The blast occurred just opposite Tafawa Balewa Stadium a little before 9 a.m. local time as worshippers from the first church service were leaving to make way for those attending the following one, said police spokesman Hassan Mohammed Auyo.

“When a suicide bomber attempted to gain entrance into the premises of the church, he could not because of the barricade of the church.

“The suicide bomber then decided to detonate the bomb in the parking lot, killing himself and three others, while several others sustained injuries,” he continued. “The injured victims were taken to the hospital for treatment. A boy between the ages of six and eight died while receiving treatment.”

Two other policemen deployed to protect the church also sustained injuries.

The suicide bomber drove an Opel saloon car, detonating his deadly explosive device after slamming into the barricade and finding himself unable to get any closer.

A worshipper, Osondu Chukwu, told the News Agency of Nigeria (NAN) that the number of casualties would have been more extensive had the barricade not been there to allow the bomber closer.

“The sound was massive, and you can imagine if he had succeeded in getting to the hall where service was taking place,” he said.

Speaker of the House of Representatives, Hon Aminu Waziri Tambuwal, condemned the suicide attack as “ignoble, wicked and horrendous” and urged security agencies to ensure that the perpetrators of the violent act were brought to justice.

Tambuwal said the gains recorded by the security agencies in their battle against terror in the country in recent weeks should be built upon in order to protect the citizens at all times.

Tambuwal urged his countrymen to help provide any useful information that would lead to the arrest of the perpetrators and their sponsors.

There has been no immediate claim of responsibility, although Islamist sect Boko Haram has claimed several previous attacks on churches and other Christian gatherings this year as part of wider efforts to destabilise President Goodluck Jonathan’s government.
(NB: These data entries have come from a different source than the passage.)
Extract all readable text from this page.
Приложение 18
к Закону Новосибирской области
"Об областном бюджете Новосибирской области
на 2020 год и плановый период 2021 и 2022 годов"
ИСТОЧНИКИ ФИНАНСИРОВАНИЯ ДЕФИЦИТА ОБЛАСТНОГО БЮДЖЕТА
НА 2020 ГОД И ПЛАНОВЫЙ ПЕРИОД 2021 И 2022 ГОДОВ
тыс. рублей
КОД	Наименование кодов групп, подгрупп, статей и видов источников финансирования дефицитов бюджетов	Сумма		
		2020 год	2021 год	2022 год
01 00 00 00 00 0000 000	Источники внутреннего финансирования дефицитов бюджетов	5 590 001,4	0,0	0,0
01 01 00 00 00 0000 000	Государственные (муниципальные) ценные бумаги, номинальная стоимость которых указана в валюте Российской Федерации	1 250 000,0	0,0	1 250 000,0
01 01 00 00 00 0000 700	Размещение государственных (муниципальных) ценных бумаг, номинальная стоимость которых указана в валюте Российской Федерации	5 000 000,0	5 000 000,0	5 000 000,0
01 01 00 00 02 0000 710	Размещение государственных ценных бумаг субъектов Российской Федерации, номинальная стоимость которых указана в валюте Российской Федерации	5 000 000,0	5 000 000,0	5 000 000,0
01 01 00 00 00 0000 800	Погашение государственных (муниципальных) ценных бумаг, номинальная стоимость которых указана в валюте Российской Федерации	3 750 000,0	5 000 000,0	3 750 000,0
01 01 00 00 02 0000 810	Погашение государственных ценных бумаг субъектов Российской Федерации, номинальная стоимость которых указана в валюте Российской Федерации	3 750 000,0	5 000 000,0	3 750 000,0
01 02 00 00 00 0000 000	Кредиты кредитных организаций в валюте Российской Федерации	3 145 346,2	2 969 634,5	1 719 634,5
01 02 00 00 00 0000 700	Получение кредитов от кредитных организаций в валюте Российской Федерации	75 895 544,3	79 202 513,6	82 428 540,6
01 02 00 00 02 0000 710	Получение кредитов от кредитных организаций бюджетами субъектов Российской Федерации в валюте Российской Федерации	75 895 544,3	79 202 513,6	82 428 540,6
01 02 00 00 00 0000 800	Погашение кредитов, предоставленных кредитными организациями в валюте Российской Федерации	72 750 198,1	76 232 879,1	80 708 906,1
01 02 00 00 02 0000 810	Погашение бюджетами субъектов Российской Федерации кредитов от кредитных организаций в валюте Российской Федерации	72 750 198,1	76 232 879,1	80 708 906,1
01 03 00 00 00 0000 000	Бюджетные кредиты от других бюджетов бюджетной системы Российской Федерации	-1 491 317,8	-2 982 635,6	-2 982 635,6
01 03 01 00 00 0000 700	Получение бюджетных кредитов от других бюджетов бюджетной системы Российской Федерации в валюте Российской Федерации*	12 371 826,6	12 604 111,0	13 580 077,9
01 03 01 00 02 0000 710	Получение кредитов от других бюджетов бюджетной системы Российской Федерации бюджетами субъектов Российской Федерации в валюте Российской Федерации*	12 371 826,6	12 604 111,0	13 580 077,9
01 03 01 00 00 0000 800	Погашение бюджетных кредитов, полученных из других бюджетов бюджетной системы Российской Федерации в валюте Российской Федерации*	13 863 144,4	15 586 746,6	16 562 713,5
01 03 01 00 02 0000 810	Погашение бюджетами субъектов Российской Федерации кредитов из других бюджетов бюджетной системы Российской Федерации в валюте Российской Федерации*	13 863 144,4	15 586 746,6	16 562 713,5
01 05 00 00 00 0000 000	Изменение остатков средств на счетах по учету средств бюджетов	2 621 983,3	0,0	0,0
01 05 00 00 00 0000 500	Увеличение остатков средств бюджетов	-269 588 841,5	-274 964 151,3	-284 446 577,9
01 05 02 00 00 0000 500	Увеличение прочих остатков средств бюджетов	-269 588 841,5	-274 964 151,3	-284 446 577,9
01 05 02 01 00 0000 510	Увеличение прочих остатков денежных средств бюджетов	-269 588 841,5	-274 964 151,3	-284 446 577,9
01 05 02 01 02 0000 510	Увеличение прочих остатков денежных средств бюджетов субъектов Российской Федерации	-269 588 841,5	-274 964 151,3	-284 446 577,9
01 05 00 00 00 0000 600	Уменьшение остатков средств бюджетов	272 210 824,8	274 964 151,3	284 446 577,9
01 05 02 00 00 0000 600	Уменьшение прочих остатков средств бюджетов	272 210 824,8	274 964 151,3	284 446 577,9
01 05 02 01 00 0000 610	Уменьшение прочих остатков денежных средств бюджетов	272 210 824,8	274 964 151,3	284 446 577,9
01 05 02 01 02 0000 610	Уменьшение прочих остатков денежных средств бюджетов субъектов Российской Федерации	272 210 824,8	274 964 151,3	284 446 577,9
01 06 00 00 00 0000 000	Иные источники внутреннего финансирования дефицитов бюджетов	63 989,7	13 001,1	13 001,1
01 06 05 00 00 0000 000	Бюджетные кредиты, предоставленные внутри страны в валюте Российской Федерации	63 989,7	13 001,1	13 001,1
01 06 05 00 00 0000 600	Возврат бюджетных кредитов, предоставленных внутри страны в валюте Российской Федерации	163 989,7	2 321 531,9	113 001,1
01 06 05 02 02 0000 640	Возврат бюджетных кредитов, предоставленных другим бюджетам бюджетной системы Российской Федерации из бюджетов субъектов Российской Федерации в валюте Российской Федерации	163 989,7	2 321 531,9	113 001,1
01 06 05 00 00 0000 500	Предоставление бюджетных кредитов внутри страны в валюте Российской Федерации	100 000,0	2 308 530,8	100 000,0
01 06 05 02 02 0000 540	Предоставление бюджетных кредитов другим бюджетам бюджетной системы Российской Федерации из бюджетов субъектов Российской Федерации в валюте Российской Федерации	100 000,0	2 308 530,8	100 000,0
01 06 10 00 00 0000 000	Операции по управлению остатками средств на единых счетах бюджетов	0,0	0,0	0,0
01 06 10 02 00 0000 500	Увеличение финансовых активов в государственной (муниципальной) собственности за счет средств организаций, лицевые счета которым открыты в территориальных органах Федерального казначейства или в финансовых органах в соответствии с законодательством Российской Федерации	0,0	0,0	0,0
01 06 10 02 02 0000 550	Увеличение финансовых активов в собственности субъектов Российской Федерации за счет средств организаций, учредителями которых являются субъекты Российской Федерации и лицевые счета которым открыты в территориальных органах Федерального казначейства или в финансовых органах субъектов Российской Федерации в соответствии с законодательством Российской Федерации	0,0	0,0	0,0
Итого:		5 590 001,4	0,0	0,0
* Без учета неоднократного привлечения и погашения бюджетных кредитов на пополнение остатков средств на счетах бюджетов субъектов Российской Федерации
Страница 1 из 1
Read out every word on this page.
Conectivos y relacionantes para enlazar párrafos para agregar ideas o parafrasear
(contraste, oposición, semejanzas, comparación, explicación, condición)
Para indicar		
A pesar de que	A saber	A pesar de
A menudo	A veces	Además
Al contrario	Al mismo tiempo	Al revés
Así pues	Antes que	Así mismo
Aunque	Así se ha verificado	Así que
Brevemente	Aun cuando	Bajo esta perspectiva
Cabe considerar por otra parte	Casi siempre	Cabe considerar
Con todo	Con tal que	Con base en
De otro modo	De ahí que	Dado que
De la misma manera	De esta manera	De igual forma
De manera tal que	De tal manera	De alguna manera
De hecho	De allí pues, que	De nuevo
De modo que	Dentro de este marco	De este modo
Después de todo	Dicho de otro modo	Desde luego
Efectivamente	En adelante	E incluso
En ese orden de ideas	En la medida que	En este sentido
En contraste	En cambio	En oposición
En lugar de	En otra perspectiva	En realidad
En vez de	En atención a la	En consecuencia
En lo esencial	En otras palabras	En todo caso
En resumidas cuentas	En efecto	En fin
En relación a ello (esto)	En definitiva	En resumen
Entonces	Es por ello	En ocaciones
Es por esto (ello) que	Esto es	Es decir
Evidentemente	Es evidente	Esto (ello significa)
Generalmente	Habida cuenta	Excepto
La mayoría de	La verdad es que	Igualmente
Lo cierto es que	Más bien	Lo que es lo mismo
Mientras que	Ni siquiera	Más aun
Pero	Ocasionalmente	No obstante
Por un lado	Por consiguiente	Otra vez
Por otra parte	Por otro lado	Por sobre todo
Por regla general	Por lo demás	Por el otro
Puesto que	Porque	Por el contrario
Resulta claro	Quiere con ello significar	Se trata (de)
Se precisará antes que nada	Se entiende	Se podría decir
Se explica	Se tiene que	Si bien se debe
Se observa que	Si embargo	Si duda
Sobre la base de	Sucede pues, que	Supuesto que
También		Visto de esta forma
Boko Haram has killed hundreds of people since 2009 in attacks on security forces, government offices and churches, and three of its senior members have been designated as ‘terrorists’ by the United States.

The sect, which says it wants to revive an ancient Islamic caliphate in northern Nigeria that would practice strict Sharia law, has become the number one security threat to Africa’s top oil producer, replacing militancy in the oil-rich southeast.